CR’s investigation found that interest rates charged can be stratospheric; in some cases APRs stretch beyond 25 percent. But our analysis also reveals that consumers who are financially similar and have comparable credit scores can be charged wildly divergent interest rates. Even people with high credit scores can be charged exorbitantly.
What’s going on?
Experts say that CR’s analysis suggests a broad problem with the way car loans are arranged in this country: Dealers and lenders may be setting interest rates based not only on risk—standard loan underwriting practice—but also on what they think they can get away with. Studies show that many borrowers don’t know they should, or even can, negotiate the terms of a loan, or shop around for other offers.
Discrimination could be part of it, too. Other research suggests that people of color are more likely to be offered high-interest car loans, even when they have similar or even better credit than whites. But unlike federal data provided on mortgages, the data CR analyzed did not include any information on the borrowers’ race, age, or sex.
The auto lending industry also operates in a regulatory morass.

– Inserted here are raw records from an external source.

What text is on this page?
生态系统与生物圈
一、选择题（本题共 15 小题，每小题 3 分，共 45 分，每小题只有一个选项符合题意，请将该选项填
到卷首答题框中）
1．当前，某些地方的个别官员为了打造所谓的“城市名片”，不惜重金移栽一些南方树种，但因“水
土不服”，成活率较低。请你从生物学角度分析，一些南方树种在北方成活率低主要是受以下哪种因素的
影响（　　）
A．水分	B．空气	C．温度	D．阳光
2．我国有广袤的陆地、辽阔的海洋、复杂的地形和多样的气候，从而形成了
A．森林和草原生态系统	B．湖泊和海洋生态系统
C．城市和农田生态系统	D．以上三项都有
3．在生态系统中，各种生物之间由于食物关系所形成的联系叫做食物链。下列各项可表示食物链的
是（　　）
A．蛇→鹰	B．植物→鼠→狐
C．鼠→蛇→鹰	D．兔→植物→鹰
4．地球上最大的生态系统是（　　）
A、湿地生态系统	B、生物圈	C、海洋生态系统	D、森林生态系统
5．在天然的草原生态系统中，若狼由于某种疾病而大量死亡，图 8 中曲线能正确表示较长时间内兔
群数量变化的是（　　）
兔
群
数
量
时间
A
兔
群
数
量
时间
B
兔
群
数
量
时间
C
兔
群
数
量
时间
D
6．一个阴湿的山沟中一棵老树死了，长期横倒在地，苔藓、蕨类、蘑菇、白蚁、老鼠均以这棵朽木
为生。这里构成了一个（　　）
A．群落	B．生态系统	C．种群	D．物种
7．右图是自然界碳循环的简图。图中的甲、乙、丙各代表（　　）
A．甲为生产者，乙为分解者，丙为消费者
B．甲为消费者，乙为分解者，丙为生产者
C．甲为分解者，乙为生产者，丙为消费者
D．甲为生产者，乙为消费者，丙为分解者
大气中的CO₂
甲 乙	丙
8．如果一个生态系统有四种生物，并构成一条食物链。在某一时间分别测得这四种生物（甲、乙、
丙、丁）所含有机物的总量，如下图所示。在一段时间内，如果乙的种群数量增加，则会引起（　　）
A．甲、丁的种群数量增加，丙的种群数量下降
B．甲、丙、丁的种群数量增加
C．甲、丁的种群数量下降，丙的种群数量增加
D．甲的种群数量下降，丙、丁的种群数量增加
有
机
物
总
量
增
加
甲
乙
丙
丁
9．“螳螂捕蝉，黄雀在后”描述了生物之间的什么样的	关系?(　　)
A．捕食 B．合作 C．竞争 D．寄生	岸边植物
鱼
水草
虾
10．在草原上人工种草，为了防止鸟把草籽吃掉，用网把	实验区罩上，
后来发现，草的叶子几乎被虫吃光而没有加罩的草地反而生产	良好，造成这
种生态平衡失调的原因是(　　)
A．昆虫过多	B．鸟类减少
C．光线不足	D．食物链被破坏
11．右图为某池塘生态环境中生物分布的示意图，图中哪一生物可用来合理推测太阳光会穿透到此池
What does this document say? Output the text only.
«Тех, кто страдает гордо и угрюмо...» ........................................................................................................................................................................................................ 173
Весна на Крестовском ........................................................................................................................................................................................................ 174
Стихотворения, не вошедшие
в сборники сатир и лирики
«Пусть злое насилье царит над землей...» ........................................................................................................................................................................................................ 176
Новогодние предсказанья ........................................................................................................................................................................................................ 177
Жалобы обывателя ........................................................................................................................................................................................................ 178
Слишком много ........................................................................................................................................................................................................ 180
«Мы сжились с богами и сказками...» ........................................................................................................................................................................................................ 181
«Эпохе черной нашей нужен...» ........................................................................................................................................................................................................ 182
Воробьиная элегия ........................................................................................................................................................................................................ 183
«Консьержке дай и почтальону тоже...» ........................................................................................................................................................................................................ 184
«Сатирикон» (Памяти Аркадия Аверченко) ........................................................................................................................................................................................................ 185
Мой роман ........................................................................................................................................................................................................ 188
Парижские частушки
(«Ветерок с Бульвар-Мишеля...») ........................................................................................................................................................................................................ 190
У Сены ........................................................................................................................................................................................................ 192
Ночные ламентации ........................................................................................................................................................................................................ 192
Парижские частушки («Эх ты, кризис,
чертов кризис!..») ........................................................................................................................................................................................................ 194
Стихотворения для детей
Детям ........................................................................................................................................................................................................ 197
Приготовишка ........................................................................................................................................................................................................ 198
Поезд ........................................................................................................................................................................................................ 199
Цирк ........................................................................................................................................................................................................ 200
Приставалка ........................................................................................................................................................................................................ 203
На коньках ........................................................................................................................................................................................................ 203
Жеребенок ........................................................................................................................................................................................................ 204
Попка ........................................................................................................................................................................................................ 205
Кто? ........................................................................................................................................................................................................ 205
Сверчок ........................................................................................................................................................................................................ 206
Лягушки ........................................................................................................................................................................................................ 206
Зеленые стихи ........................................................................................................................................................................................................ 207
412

Many states have confusing and contradictory laws regarding how high rates can be set, according to interviews with regulators in all 50 states and the District of Columbia. At the federal level, the Consumer Financial Protection Bureau has limited oversight of auto lenders.
Those who do get stuck with expensive car loans can face serious repercussions.
For one thing, it makes it harder to build the savings needed to purchase a car outright, says Pamela Foohey, a professor at the Cardozo School of Law in New York City who has published several studies on auto lending. Longer-term car loans—the average is now about six years—compound the problem, she says, trapping people in debt to fund a necessity like transportation.
“The trap for consumers, of course, is a boon to lenders,” Foohey says.
Falling behind on car payments can lead to repossession, triggering a cascade of other problems.
Lana Ash of Oklahoma and Dennis Lamar of Connecticut both had their vehicles repossessed last year in the middle of the pandemic, after getting stuck with high-APR car loans that proved to be more expensive than they could afford. Without a car, Lamar had to bum rides to doctors’ appointments. Ash had to take out another loan to fix a busted transmission on an old car.
“To this day, I still get emotional and upset about it,” Ash says.
Many Americans have faced similar outcomes. By spring 2021, an estimated 1 in 12 people with a car loan or lease, or almost 8 million Americans, were more than 90 days late on their car payments, according to a CR analysis of data from the Federal Reserve Banks of New York and Philadelphia.
Moreover, a significant number of auto loans nowadays come with negative equity from the outset. Almost half—46 percent—of the loans in the data we reviewed were underwater; that is, people owed more on the car—$3,700 on average—than what the vehicle was worth.
“It’s appalling that so many Americans are routinely overcharged for auto loans, relative to others in their credit score range,” says Chuck Bell, a financial policy advocate at CR. “In a competitive, efficient market, you would not expect to see this huge level of variation.”